Zadaniowy czas pracy. Kto może się rozliczać na podstawie wykonanych obowiązków?
Z zadaniowego czasu pracy mogą skorzystać jedynie osoby, których zawód nie wymaga przebywania na stanowisku pracy w stałych godzin. Dla wielu wydaje się wygodną formą rozliczenia. W rzeczywistości może jednak generować sporo problemów. Sprawdź, jak skorzystać z takiej formy rozliczenia i poznaj jej największe zalety i wady.
Jak możemy przeczytać w art. 140 Kodeksu pracy, zadaniowy czas pracy jest formą pracy, która może zostać wprowadzona w przypadkach, kiedy jest uzasadniona rodzajem pracy, organizacją jej lub miejscem wykonywania.
W wyniku porozumienia między pracodawcą a pracownikiem ustalany jest czas potrzebny na wykonanie danych obowiązków. Kodeks pracy mówi, że w jego ramach musi być uwzględniony wymiar czasu pracy — zwykle jest to 8 godzin na dobę, co daje 40 godzin tygodniowo.
W praktyce zadaniowy czas pracy jest po prostu sposobem na rozliczenie pracownika. Przełożony robi to jednak na podstawie wykonanych obowiązków oraz efektów pracy, a nie tradycyjnie na podstawie czasu.

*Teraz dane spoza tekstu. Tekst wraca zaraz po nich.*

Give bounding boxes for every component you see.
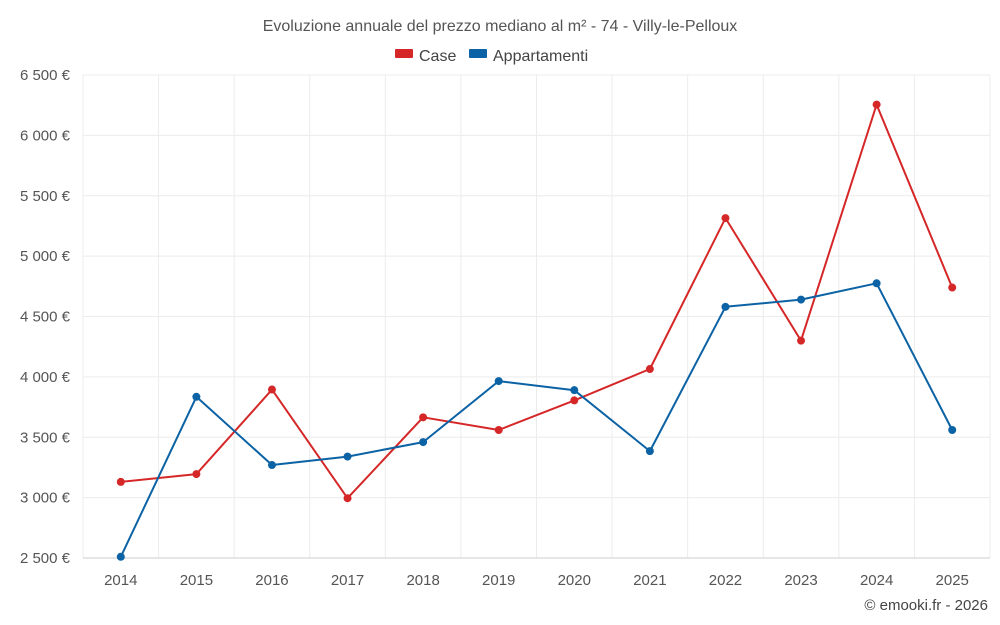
y-tick-label: 3 500 € <box>20 429 71 446</box>
legend-label-case: Case <box>419 48 456 65</box>
y-tick-label: 6 500 € <box>20 67 71 84</box>
data-point-case[interactable] <box>419 413 428 422</box>
data-point-appartamenti[interactable] <box>570 386 579 395</box>
data-point-appartamenti[interactable] <box>948 426 957 435</box>
data-point-case[interactable] <box>872 100 881 109</box>
x-axis-ticks: 2014 2015 2016 2017 2018 2019 2020 2021 2022 2023… <box>104 572 969 589</box>
legend-swatch-case <box>395 49 413 58</box>
x-tick-label: 2015 <box>180 572 213 589</box>
y-tick-label: 5 500 € <box>20 188 71 205</box>
legend-item-appartamenti[interactable]: Appartamenti <box>469 48 588 65</box>
data-point-appartamenti[interactable] <box>872 279 881 288</box>
data-point-appartamenti[interactable] <box>267 461 276 470</box>
data-point-case[interactable] <box>797 336 806 345</box>
x-tick-label: 2021 <box>633 572 666 589</box>
x-gridlines <box>82 75 991 558</box>
y-tick-label: 2 500 € <box>20 550 71 567</box>
data-point-case[interactable] <box>570 396 579 405</box>
data-point-appartamenti[interactable] <box>721 302 730 311</box>
data-point-appartamenti[interactable] <box>419 438 428 447</box>
legend: Case Appartamenti <box>395 48 588 65</box>
y-tick-label: 4 000 € <box>20 369 71 386</box>
x-tick-label: 2022 <box>709 572 742 589</box>
y-tick-label: 4 500 € <box>20 309 71 326</box>
data-point-appartamenti[interactable] <box>116 552 125 561</box>
legend-item-case[interactable]: Case <box>395 48 456 65</box>
y-tick-label: 6 000 € <box>20 127 71 144</box>
x-tick-label: 2018 <box>406 572 439 589</box>
data-point-appartamenti[interactable] <box>494 377 503 386</box>
data-point-appartamenti[interactable] <box>343 452 352 461</box>
x-tick-label: 2014 <box>104 572 137 589</box>
series-case <box>116 100 957 503</box>
y-tick-label: 5 000 € <box>20 248 71 265</box>
data-point-case[interactable] <box>116 477 125 486</box>
x-tick-label: 2020 <box>558 572 591 589</box>
chart-title: Evoluzione annuale del prezzo mediano al… <box>263 18 738 35</box>
data-point-case[interactable] <box>267 385 276 394</box>
data-point-case[interactable] <box>494 426 503 435</box>
x-tick-label: 2016 <box>255 572 288 589</box>
x-tick-label: 2017 <box>331 572 364 589</box>
data-point-case[interactable] <box>343 494 352 503</box>
data-point-case[interactable] <box>721 214 730 223</box>
data-point-case[interactable] <box>645 365 654 374</box>
data-point-case[interactable] <box>948 283 957 292</box>
legend-swatch-appartamenti <box>469 49 487 58</box>
series-line-case <box>120 103 954 500</box>
data-point-case[interactable] <box>192 470 201 479</box>
x-tick-label: 2023 <box>784 572 817 589</box>
data-point-appartamenti[interactable] <box>797 295 806 304</box>
data-point-appartamenti[interactable] <box>645 447 654 456</box>
series-line-appartamenti <box>119 282 954 558</box>
series-appartamenti <box>116 279 957 561</box>
x-tick-label: 2019 <box>482 572 515 589</box>
x-tick-label: 2024 <box>860 572 893 589</box>
credit-text: © emooki.fr - 2026 <box>864 597 988 614</box>
data-point-appartamenti[interactable] <box>192 392 201 401</box>
legend-label-appartamenti: Appartamenti <box>493 48 588 65</box>
y-tick-label: 3 000 € <box>20 490 71 507</box>
series-layer <box>116 100 957 561</box>
x-tick-label: 2025 <box>936 572 969 589</box>
y-axis-ticks: 2 500 € 3 000 € 3 500 € 4 000 € 4 500 € 5 000… <box>20 67 71 567</box>
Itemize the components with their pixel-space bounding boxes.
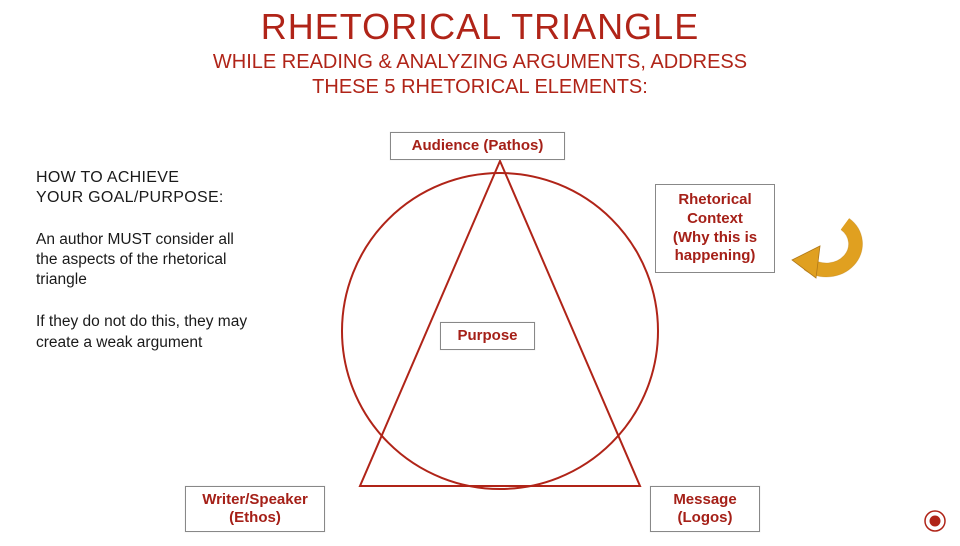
curved-arrow-icon [790,216,880,286]
page-title: RHETORICAL TRIANGLE [0,6,960,48]
label-rhetorical-context: Rhetorical Context (Why this is happenin… [655,184,775,273]
sidebar: HOW TO ACHIEVE YOUR GOAL/PURPOSE: An aut… [36,168,256,375]
sidebar-para-1: An author MUST consider all the aspects … [36,230,256,290]
corner-badge-icon [924,510,946,532]
sidebar-heading: HOW TO ACHIEVE YOUR GOAL/PURPOSE: [36,168,256,208]
label-writer-speaker: Writer/Speaker (Ethos) [185,486,325,532]
label-audience: Audience (Pathos) [390,132,565,160]
sidebar-para-2: If they do not do this, they may create … [36,312,256,352]
label-message: Message (Logos) [650,486,760,532]
label-purpose: Purpose [440,322,535,350]
page-subtitle: WHILE READING & ANALYZING ARGUMENTS, ADD… [0,50,960,100]
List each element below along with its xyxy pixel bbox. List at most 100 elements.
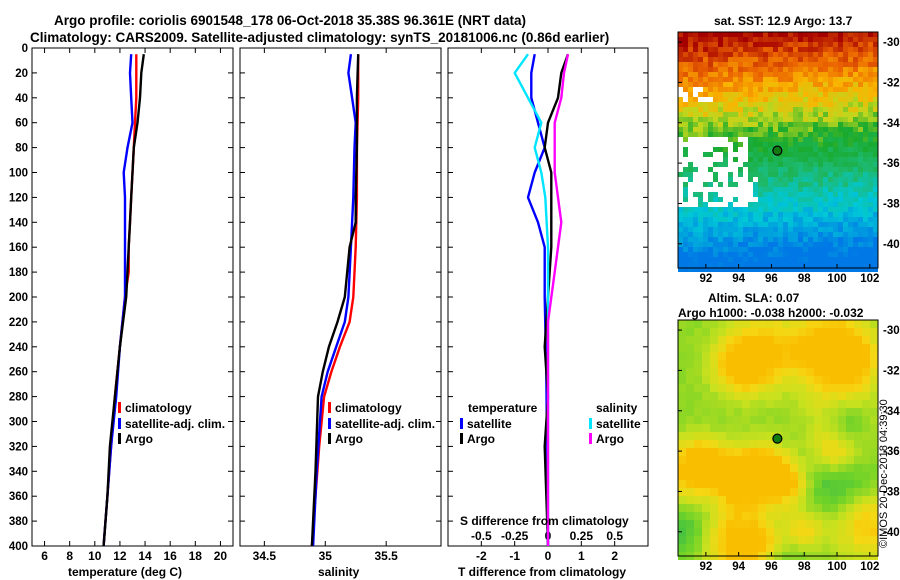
- map-cell: [713, 157, 718, 162]
- map-cell: [718, 504, 726, 512]
- map-cell: [873, 62, 878, 67]
- map-cell: [766, 424, 774, 432]
- map-cell: [758, 127, 763, 132]
- map-cell: [858, 142, 863, 147]
- map-cell: [693, 112, 698, 117]
- map-cell: [753, 87, 758, 92]
- map-cell: [688, 137, 693, 142]
- map-cell: [708, 122, 713, 127]
- map-cell: [693, 137, 698, 142]
- map-cell: [728, 267, 733, 272]
- map-cell: [763, 252, 768, 257]
- map-cell: [848, 112, 853, 117]
- map-cell: [822, 400, 830, 408]
- map-cell: [838, 47, 843, 52]
- map-cell: [698, 262, 703, 267]
- map-cell: [798, 424, 806, 432]
- map-cell: [742, 352, 750, 360]
- map-cell: [808, 117, 813, 122]
- map-cell: [688, 152, 693, 157]
- map-cell: [723, 217, 728, 222]
- map-cell: [733, 102, 738, 107]
- map-cell: [798, 57, 803, 62]
- map-cell: [702, 536, 710, 544]
- map-cell: [753, 192, 758, 197]
- map-cell: [783, 262, 788, 267]
- map-cell: [814, 360, 822, 368]
- map-cell: [822, 440, 830, 448]
- salinity-legend: climatology satellite-adj. clim. Argo: [328, 401, 435, 446]
- map-cell: [828, 87, 833, 92]
- map-cell: [728, 187, 733, 192]
- map-cell: [828, 137, 833, 142]
- map-cell: [830, 536, 838, 544]
- map-cell: [818, 232, 823, 237]
- map-cell: [723, 267, 728, 272]
- map-cell: [766, 496, 774, 504]
- map-cell: [763, 132, 768, 137]
- map-cell: [788, 92, 793, 97]
- difference-legend: temperature salinity satellite Argo sate…: [460, 401, 641, 446]
- map-cell: [873, 37, 878, 42]
- x-tick-label: -2: [476, 549, 487, 563]
- map-cell: [848, 222, 853, 227]
- map-cell: [683, 157, 688, 162]
- map-cell: [803, 182, 808, 187]
- map-cell: [688, 227, 693, 232]
- map-cell: [808, 147, 813, 152]
- map-cell: [843, 132, 848, 137]
- map-cell: [758, 440, 766, 448]
- map-cell: [710, 376, 718, 384]
- map-cell: [678, 222, 683, 227]
- map-cell: [703, 147, 708, 152]
- map-cell: [870, 488, 878, 496]
- map-cell: [742, 360, 750, 368]
- map-cell: [688, 47, 693, 52]
- map-cell: [748, 242, 753, 247]
- map-cell: [742, 480, 750, 488]
- map-cell: [793, 152, 798, 157]
- map-cell: [698, 142, 703, 147]
- map-cell: [843, 177, 848, 182]
- map-cell: [758, 536, 766, 544]
- map-cell: [758, 448, 766, 456]
- map-cell: [873, 52, 878, 57]
- map-cell: [818, 127, 823, 132]
- map-cell: [710, 432, 718, 440]
- map-cell: [683, 242, 688, 247]
- map-cell: [818, 107, 823, 112]
- map-y-tick-label: -32: [883, 77, 900, 89]
- differences-temperature-satellite-line: [526, 53, 550, 547]
- map-cell: [798, 400, 806, 408]
- map-cell: [813, 147, 818, 152]
- map-cell: [683, 167, 688, 172]
- map-cell: [873, 217, 878, 222]
- map-cell: [743, 57, 748, 62]
- map-cell: [694, 456, 702, 464]
- map-cell: [766, 520, 774, 528]
- map-cell: [698, 187, 703, 192]
- map-cell: [728, 37, 733, 42]
- map-cell: [773, 262, 778, 267]
- map-cell: [814, 448, 822, 456]
- map-cell: [808, 202, 813, 207]
- map-cell: [708, 172, 713, 177]
- map-cell: [830, 504, 838, 512]
- map-cell: [858, 47, 863, 52]
- map-cell: [833, 52, 838, 57]
- map-cell: [738, 82, 743, 87]
- map-cell: [828, 172, 833, 177]
- map-cell: [773, 177, 778, 182]
- map-cell: [828, 192, 833, 197]
- map-cell: [833, 72, 838, 77]
- map-cell: [708, 42, 713, 47]
- map-cell: [830, 544, 838, 552]
- map-cell: [848, 262, 853, 267]
- map-cell: [813, 42, 818, 47]
- map-cell: [773, 232, 778, 237]
- map-cell: [703, 107, 708, 112]
- map-cell: [798, 72, 803, 77]
- map-cell: [870, 528, 878, 536]
- map-cell: [738, 112, 743, 117]
- map-cell: [733, 202, 738, 207]
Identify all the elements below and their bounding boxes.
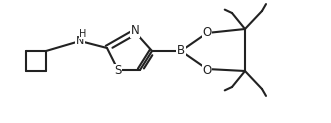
Text: O: O xyxy=(202,63,212,77)
Text: H: H xyxy=(79,29,87,39)
Text: B: B xyxy=(177,45,185,57)
Text: N: N xyxy=(131,24,139,38)
Text: S: S xyxy=(114,64,122,77)
Text: O: O xyxy=(202,25,212,38)
Text: N: N xyxy=(76,36,84,46)
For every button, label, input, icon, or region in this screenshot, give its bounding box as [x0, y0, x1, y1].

Zadaniowy czas pracy to ciekawy i dla wielu wygodny sposób na rozliczenie się z pracodawcą. Niestety nie sprawdzi się w wielu sytuacjach. Na pewno nie mogą na niego liczyć sprzedawcy w sklepach, dostawcy usług, nauczyciele, lekarze oraz pracownicy, których obowiązki wymagają przebywania na stanowisku pracy w ściśle określonych godzinach. To dlatego w Kodeksie pracy zaznaczono, że może być on wprowadzony jedynie w wyjątkowych sytuacjach, które pozwalają na taki sposób realizacji pracy.
Na zadaniowy czas pracy mogą liczyć głównie osoby, które pracują w zawodach twórczych i kreatywnych. Są to np. osoby zatrudnione w marketingu, programiści oraz managerowie. Sprawdzi się też w przypadku kurierów, akwizytorów oraz handlowców.
Pracodawca rozliczający się zadaniowo z pracownikiem wyznacza zadanie oraz czas na jego wykonanie. Z kolei od pracownika zależy to, ile będzie pracować w konkretne dni.
Pracowników, którzy pracują zadaniowo, nie obowiązuje ewidencja czasu pracy. W dalszym ciągu może jednak liczyć na ochronę przed nadmiernym obciążeniem obowiązkami. W sytuacji, kiedy praca okaże się niemożliwa do wykonania w przewidzianym czasie, pracownikowi należą się nadgodziny.
Najczęściej do takich sytuacji dochodzi w momencie, kiedy wzmożona ilość pracy spowodowana jest przez okoliczności zewnętrzne, jak np. święta. W takim wypadku również pracownik rozliczany zadaniowo może liczyć na wypłatę nadgodzin.
W Kodeksie pracy znajdziemy informację, że zapis o zadaniowym czasie pracy musi znaleźć się w umowie o pracę. W większości sytuacji nie jest on jednak uwzględniany, a pracownik i pracodawca decydują się na niego ze względów praktycznych w formie porozumienia.
Jeśli chcemy rozliczać się z naszej pracy zadaniowo, musimy pamiętać, aby szczególną uwagę zwrócić na właściwe ustalenie swojego zakresu obowiązków. Dobrym pomysłem może być wprowadzenie okresu próbnego, dzięki któremu możliwe będzie sprawdzenie, czy dany układ działa. Po nim warto ponownie renegocjować warunki, aby wprowadzić niezbędne poprawki.
Jedną z największych zalet zadaniowego czasu pracy jest elastyczność. To pracownik decyduje, w jaki dzień i o której godzinie zamierza wykonywać swoje obowiązki. Jeśli upora się z nimi wcześniej lub w danym okresie jest ich mniej, nie musi przebywać na stanowisku pracy. To niezależność i możliwość zarządzania swoim czasem sprawia, że jest to dla niektórych niezwykle wygodny sposób rozliczenia.
Jest to również wygodne rozwiązanie dla pracodawcy. Uproszczona ewidencja czasu pracy, ograniczenie wypłat za nadgodziny, a także podniesienie atrakcyjności stanowiska dla specjalistów. Przedsiębiorstwa zauważają również, że po wprowadzeniu zadaniowego czasu pracy wzrasta efektywność pracowników oraz ich zadowolenie.
Niestety ta forma pracy ma również swoje ograniczenia. Ze względu na niewielki nadzór przełożonego nad pracą, może prowadzić do występowania błędów, które widoczne będą dopiero przy odbiorze zadania. To skutkuje zmarnowanym czasem pracy oraz narażeniem pracodawcy na poniesienie strat. Dla pracownika głównym problemem może być odebranie nadgodzin.